Wie Reinhard Gehlen den BND zum Staat im Staat aufbaute

Der Süddeutschen Zeitung (SZ) sind über 100.000 Seiten Dokumente des ehemaligen Chefs des Bundesnachrichtendienstes (BND) Reinhard Gehlen (1902–1979) zugespielt worden. In der Ausgabe vom 1. Dezember 2017 berichten die Redakteure Uwe Ritzer und Willi Winkler auf vier Seiten über die Ergebnisse einer ersten Durchsicht dieses Fundes.

Das Archiv enthält Spitzelaufzeichnungen, politische „Lageberichte“, Dossiers über Politiker, Künstler und Persönlichkeiten aus der akademischen Welt, Korrespondenzen, persönliche Aufzeichnungen – alles bis dato unbekanntes, von keinem Historiker erschlossenes Material. Vieles davon scheinen historisch wertlose Schnipsel wie Quittungen zu Tagesausgaben, Kondolenzschreiben, Grußkarten zu sein, manches enthält jedoch brisante Informationen. Gehlen hatte alles im Laufe von zwei Jahrzehnten akribisch gesammelt, bei seiner Pensionierung im Jahr 1968 als Privatarchiv beiseitegeschafft und so für die Geheimhaltung auch nach seinem Tode gesorgt.

Das Material reichert altbekannte Fakten mit unzähligen Fotos, Filmaufnahmen, auf Mikrofilm aufgezeichneten Belegen, Namen und vielen Detailinformationen an. So geht laut SZ daraus hervor, wie und wo Gehlen, der als Leiter der Abteilung Fremde Heere Ost des Generalstabes des Heeres von Hitler mit der Sammlung von Information über das gesellschaftliche, wirtschaftliche und politische Innenleben des Kriegsgegners Sowjetunion beauftragt war, sich schon Wochen vor der Kapitulation auf „die Zeit danach“ vorbereitete.
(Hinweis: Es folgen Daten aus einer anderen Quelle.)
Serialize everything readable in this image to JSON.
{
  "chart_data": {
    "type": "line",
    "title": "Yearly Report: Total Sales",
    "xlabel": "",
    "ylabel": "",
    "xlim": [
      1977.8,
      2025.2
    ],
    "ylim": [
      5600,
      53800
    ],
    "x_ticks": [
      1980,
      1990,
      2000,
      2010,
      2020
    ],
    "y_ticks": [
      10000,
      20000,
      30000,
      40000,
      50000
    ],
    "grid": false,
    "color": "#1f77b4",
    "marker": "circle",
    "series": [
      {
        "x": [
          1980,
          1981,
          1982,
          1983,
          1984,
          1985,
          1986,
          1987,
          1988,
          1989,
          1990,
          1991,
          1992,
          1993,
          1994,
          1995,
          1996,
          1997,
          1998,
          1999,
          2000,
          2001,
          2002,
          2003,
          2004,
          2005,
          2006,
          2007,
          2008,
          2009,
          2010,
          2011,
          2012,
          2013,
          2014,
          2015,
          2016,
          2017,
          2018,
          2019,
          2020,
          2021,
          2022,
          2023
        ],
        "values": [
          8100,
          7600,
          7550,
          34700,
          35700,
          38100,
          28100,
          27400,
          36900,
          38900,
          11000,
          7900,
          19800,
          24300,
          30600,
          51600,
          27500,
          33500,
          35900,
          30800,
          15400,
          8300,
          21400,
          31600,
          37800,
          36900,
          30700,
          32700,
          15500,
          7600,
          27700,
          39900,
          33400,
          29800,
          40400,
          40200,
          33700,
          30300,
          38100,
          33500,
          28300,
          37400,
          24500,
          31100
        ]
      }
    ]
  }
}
Es zeigt, wie er mit seinen engsten Mitarbeitern die gesammelten Akten in den oberbayrischen Bergen als Faustpfand für seine persönlichen Verhandlungen mit den Siegermächten vergräbt; wie er kurz nach der Kapitulation seine „Expertenkenntnisse“ der US Army andient, willkommen geheißen und in die USA geflogen wird. Wie er dort einen Deal unterzeichnet, wonach er künftig im Auftrag der CIA in Deutschland einen Geheimdienst aufbauen und leiten soll. „Ohne biographischen Bruch“, schreiben die SZ-Autoren, sei Gehlen auf diese Weise „zu einem der mächtigsten Männer der Bundesrepublik“ aufgestiegen.
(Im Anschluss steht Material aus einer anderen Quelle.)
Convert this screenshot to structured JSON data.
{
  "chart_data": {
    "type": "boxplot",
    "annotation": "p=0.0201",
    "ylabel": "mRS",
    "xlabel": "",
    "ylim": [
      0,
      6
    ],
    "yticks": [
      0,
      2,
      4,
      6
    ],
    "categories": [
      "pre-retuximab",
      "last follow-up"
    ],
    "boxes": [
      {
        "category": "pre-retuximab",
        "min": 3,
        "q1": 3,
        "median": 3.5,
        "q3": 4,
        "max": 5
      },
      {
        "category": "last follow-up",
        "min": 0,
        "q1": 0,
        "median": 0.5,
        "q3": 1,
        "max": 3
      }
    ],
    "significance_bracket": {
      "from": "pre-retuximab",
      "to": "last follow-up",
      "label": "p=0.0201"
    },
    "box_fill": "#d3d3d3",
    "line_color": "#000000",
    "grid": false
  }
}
Transfergesellschaft für alte Nazis und rechtsradikale Wehrmachtsoffiziere

Dass Gehlen dabei mit Nazi-Verbrechern, Generälen und Offizieren der Wehrmacht und alten Kameraden der SS und des Nazi-Geheimdienstes SD zusammenarbeitete, ist nicht neu. Die Historikerkommission, die vor einigen Jahren zur Aufarbeitung der Geschichte des BND eingesetzt wurde, hat dazu schon Vieles zutage gefördert. Neu sind die Systematik und die schieren Ausmaße, mit denen er dies tat – und dabei von der Adenauer-Regierung aktiv unterstützt und gedeckt wurde.

Die SZ-Autoren selbst schreiben, dass die „Organisation Gehlen“, wie der BND vor 1956 genannt wurde, nach dem Zusammenbruch der Nazi-Diktatur „die beste denkbare Arbeitsbeschaffungsmaßnahme für Ex-Offiziere und alte Nazis“ darstellte. Ebenso passend wäre der Name „Transfergesellschaft“, wobei im Gegensatz zu den heutigen „Transfergesellschaften“ Gehlens Apparat nicht der Beförderung von Arbeiterinnen und Arbeitern in die Arbeitslosigkeit diente, sondern der bruchlosen Überführung des Repressionsapparates und seiner Mitglieder vom Dritten Reich in die Bundesrepublik Deutschland.

Unter Wahrung der räumlichen und örtlichen Kontinuität bezieht die Organisation Gehlen im Dezember 1947, also vor genau 70 Jahren, in der „Reichssiedlung Rudolf Heß“ Quartier, einem völlig abgeschiedenen NS-Villenviertel in der Gemeinde Pullach im Wald südlich von München.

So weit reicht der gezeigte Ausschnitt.